Clinton shared a post Tuesday from the Center for American Progress Action Fund, which promotes the renewable energy industry. The group had put together a collage of sensational headlines about recent heat waves. 

“Hot enough for you?” Clinton tweeted. “Thank a MAGA Republican. Or better yet, vote them out of office.” 

Cowboy State Daily contacted Wyoming Republicans to ask if they indeed can control the weather, and they all denied having anything to do with heat waves or the wet weather in Wyoming over the past year, which has greatly benefited local farmers and ranchers. 

Blaming God

“I would like to take responsibility for the banner year of moisture that we’ve had, but we have a creator called God that handled that business for us,” Tyler Lindholm, state director for Americans for Prosperity in Wyoming, told Cowboy State Daily. 

Sen. Brian Boner, R-Douglas, also denied that Republicans are controlling the weather — for good or bad. He said if it’s happening, he has no knowledge of it and wasn’t assigned to any committees that are planning the weather. 

“As a sixth-generation rancher, I need to talk to whoever amongst my fellow Republicans have this newfound power so we can leverage it to the best of our ability for Wyoming agriculture,” Boner told Cowboy State Daily.  

Boner said that if Republicans did somehow have the power to control the weather, it would really help out hay farmers. Republicans could ensure a wet spring, with two or three dry weeks prior to hay cuttings. 

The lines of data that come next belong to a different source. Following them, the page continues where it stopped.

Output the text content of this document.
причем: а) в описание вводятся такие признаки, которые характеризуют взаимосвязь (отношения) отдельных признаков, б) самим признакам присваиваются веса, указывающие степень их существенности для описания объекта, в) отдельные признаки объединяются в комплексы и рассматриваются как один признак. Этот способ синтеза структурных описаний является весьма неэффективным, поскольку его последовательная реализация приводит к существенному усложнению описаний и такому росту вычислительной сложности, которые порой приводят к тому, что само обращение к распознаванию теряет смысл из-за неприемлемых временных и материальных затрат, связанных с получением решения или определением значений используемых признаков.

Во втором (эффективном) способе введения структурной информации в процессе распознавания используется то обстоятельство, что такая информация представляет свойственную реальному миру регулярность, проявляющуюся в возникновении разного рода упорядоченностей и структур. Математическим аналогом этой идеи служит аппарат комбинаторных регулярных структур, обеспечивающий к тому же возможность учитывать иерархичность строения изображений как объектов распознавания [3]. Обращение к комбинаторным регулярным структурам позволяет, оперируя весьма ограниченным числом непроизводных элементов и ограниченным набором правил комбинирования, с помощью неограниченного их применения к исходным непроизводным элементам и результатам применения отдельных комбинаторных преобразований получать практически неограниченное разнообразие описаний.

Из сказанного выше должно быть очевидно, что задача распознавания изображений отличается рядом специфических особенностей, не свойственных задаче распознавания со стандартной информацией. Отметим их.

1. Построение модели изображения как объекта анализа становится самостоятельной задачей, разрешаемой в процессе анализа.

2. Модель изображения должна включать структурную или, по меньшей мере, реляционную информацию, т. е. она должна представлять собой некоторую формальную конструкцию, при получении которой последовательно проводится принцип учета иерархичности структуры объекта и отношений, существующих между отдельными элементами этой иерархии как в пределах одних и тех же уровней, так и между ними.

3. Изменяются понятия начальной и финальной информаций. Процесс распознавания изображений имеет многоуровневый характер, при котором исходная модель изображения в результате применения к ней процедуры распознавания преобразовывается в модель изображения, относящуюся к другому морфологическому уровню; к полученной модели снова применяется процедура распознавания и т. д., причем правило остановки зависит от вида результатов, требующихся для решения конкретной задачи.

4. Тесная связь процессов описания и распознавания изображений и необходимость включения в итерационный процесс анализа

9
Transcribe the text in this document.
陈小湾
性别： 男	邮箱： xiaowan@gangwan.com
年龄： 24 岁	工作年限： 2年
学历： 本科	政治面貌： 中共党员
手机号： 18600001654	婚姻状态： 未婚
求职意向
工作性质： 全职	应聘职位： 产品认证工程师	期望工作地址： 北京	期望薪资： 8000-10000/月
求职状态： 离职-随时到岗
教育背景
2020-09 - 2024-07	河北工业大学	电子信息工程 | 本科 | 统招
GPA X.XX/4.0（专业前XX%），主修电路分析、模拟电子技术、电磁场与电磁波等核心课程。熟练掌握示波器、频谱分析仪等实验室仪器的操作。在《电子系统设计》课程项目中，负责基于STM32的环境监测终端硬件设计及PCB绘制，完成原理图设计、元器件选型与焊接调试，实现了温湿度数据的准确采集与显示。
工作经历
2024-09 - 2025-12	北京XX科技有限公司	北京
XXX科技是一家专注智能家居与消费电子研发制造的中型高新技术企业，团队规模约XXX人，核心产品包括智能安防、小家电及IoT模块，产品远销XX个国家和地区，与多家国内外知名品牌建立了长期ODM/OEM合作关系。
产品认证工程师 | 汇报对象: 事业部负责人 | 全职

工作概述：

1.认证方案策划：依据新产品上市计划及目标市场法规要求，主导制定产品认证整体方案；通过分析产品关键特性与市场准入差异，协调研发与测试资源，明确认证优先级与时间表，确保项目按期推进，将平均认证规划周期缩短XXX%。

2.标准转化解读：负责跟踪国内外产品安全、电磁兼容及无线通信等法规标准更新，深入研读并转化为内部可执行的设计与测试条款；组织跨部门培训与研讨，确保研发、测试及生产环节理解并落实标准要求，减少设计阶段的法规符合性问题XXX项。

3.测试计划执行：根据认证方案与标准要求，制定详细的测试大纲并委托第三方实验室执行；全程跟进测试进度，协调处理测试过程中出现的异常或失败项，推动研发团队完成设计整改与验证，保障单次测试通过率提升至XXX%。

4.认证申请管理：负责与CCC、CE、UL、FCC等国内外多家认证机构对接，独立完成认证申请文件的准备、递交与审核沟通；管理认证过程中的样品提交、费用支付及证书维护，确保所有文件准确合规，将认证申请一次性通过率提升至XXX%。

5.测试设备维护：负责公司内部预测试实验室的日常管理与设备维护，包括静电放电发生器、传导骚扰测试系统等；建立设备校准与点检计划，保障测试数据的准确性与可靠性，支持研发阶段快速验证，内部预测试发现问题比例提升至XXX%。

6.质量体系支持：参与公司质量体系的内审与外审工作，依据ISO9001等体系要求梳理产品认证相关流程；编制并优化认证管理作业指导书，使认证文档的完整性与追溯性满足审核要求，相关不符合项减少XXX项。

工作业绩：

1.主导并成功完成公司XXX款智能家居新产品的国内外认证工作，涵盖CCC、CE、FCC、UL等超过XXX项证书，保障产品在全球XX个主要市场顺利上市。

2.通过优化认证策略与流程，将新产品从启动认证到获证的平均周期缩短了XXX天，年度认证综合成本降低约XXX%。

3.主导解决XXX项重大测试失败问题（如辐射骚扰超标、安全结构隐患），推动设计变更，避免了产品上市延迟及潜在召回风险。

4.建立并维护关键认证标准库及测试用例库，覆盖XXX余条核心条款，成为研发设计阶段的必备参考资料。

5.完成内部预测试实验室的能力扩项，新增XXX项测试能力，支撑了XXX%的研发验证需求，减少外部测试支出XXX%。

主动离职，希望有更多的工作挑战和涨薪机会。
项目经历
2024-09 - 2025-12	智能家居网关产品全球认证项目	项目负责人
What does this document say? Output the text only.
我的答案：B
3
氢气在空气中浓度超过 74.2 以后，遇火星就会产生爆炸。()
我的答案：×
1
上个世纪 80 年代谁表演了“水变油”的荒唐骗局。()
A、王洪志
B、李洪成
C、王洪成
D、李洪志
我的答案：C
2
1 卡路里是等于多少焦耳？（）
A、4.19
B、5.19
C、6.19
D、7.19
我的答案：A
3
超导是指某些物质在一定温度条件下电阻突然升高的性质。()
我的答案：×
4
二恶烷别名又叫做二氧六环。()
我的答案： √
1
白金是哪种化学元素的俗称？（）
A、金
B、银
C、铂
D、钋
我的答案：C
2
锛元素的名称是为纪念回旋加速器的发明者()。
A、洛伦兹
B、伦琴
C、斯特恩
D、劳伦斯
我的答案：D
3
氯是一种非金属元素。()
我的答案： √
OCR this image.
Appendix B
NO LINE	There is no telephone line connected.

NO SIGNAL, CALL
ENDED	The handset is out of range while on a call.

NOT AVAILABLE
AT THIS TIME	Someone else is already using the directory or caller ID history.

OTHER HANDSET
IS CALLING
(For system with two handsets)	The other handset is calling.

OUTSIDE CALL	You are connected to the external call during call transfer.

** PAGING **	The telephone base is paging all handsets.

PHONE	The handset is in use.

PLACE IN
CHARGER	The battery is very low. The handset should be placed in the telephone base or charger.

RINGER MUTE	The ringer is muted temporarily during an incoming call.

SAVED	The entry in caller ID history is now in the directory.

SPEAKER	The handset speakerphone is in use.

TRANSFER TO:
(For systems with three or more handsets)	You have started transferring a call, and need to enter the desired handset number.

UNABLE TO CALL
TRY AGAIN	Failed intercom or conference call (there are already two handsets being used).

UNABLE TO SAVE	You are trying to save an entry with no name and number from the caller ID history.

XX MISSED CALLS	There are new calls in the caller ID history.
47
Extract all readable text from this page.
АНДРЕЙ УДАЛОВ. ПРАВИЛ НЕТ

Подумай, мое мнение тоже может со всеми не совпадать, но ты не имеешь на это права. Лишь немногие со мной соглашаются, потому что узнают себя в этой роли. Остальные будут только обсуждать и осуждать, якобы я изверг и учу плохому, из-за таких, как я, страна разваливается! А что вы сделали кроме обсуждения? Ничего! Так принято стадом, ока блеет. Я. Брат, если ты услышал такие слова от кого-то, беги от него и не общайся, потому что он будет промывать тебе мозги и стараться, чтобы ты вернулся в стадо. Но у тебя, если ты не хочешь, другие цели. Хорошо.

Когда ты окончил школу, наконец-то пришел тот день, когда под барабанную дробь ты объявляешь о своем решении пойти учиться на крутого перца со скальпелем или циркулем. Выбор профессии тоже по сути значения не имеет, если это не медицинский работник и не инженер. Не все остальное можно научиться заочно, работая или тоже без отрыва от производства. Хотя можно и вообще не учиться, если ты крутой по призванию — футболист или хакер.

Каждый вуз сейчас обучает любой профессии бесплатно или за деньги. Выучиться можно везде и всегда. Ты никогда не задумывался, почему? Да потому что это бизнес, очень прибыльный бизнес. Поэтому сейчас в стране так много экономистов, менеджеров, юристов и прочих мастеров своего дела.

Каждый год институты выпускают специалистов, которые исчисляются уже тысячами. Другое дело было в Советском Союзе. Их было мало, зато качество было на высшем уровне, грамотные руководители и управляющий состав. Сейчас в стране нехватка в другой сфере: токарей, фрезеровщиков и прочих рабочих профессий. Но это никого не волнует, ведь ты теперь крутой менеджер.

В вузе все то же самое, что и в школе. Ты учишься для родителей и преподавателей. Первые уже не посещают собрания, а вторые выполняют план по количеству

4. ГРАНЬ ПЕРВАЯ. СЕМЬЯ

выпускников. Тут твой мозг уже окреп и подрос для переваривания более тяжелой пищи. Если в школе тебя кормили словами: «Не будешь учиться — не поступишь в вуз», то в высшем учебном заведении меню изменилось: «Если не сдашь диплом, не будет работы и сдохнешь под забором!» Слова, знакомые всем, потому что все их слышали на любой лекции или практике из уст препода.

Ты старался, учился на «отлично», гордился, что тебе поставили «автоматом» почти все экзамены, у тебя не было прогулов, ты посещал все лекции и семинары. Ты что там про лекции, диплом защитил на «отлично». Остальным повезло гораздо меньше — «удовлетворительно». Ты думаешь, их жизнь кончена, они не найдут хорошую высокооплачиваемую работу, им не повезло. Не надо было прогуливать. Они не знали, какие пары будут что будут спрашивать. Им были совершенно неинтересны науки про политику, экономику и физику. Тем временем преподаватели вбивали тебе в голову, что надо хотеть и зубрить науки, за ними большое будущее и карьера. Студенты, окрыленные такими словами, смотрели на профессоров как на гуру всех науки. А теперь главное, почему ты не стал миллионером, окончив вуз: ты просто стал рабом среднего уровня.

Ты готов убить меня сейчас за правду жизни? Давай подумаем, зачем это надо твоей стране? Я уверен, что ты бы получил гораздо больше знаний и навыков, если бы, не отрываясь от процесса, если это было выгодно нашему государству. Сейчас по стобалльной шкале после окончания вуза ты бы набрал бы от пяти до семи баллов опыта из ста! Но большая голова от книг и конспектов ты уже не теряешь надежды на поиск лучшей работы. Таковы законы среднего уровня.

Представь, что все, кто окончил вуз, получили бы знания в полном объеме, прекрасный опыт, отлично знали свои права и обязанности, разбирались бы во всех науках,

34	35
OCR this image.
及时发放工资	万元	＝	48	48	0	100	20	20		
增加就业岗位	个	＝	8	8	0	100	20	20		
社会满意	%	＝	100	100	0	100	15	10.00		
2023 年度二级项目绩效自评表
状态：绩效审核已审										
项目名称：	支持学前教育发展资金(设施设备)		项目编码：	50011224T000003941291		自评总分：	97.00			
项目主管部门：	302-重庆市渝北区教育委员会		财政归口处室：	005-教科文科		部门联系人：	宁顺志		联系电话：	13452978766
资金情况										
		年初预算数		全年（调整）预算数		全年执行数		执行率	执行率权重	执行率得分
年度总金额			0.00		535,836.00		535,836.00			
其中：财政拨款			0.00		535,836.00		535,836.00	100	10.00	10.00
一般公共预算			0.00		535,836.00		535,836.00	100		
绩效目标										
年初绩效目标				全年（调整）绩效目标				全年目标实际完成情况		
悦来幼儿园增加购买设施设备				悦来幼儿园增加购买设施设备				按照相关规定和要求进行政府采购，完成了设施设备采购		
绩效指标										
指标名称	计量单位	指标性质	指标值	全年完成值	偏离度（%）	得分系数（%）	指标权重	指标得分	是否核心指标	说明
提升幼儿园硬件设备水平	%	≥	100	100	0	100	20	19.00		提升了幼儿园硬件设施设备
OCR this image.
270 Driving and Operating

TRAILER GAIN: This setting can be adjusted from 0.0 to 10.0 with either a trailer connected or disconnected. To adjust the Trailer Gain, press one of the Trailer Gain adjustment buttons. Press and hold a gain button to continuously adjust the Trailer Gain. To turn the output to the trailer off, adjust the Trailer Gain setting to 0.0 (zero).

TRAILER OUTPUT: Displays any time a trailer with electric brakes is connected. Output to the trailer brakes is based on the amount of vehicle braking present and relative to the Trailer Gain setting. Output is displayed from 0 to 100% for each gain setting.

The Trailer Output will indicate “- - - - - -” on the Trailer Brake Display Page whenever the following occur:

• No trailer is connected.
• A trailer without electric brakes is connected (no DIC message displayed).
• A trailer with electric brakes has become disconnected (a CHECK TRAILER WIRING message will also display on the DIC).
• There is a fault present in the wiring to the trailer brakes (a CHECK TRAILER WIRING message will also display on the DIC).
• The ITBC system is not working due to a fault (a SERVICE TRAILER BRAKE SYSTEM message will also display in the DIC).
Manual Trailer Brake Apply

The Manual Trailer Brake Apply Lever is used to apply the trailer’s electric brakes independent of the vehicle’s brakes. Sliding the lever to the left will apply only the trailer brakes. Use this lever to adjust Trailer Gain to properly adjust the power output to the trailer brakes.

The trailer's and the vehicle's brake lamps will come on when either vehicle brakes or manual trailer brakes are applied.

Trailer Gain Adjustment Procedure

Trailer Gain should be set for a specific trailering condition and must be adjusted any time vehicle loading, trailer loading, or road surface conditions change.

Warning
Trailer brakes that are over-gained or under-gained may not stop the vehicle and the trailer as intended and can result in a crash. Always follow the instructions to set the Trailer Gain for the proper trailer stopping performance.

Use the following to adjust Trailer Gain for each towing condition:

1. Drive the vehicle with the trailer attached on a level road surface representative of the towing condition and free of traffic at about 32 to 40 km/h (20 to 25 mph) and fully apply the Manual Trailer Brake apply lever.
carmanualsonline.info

“You would really notice a pattern if we were controlling the weather, which would be fantastic,” Boner said. 

New Religion

Wyoming Secretary of State Chuck Gray told Cowboy State Daily that Clinton’s statements are reflective of a “woke” agenda that he’s fighting through his office. It’s also why he’s tried to get rules implemented on the State Land and Investment Board that would stop the influence of environmental, social and governance in state investing. 

“Of course radical leftists like Hillary Clinton attribute the global warming hoax to us MAGA Republicans. It’s only to further their woke, leftist agenda to destroy America and Wyoming,” Gray said, “which has become the radical left’s new religion.” 

Mind Boggling 

Boner said the Democrats have been very effective at politicizing the weather and using fear of a climate apocalypse to gain support for their agendas. 

“It just boggles my mind that you can claim the world is going to end in the next 50 years. You can do that for 50 years, and people still believe you,” Boner said. 

He said he prefers to convince people based on logic and facts. 

“I think that’s always been the Republican way, to leave emotion out of it, to the best of our ability,” Boner said.

Lindholm said he can’t speak to the Almighty’s political affiliation. 

“I can probably guarantee that even God thinks Hilliary Clinton’s full of shit,” Lindholm said. 

Follow The Science

Roger Pielke Jr., professor of environmental studies at the University of Colorado at Boulder, provides accurate explainers on what the International Panel on Climate Change (IPCC), a consortium of the world’s leading climate scientists, actually says about extreme weather events. 

It’s often far more uncertain and nuanced than is reported in the media. 

In an entry on heat waves, Pielke shows that, according to data from the U.S. National Climate Assessment, the number of heat waves in the U.S. has increased since the 1960s, but still remains below that of the 1930s, which was prior to significant amounts of greenhouse gasses being put into the atmosphere.

“Heat waves of recent decades have not reached levels seen in the 1930s, either in their frequency or intensity,” Pielke wrote. 

Pielke also notes that in all areas of the U.S., mortality risks for extreme heat events show an overall decline. 

Heat waves are, however, one area in which the IPCC expresses a great deal of certainty that their intensity and frequency will increase in the future. 

Pielke also states that human-caused climate change is real and significant.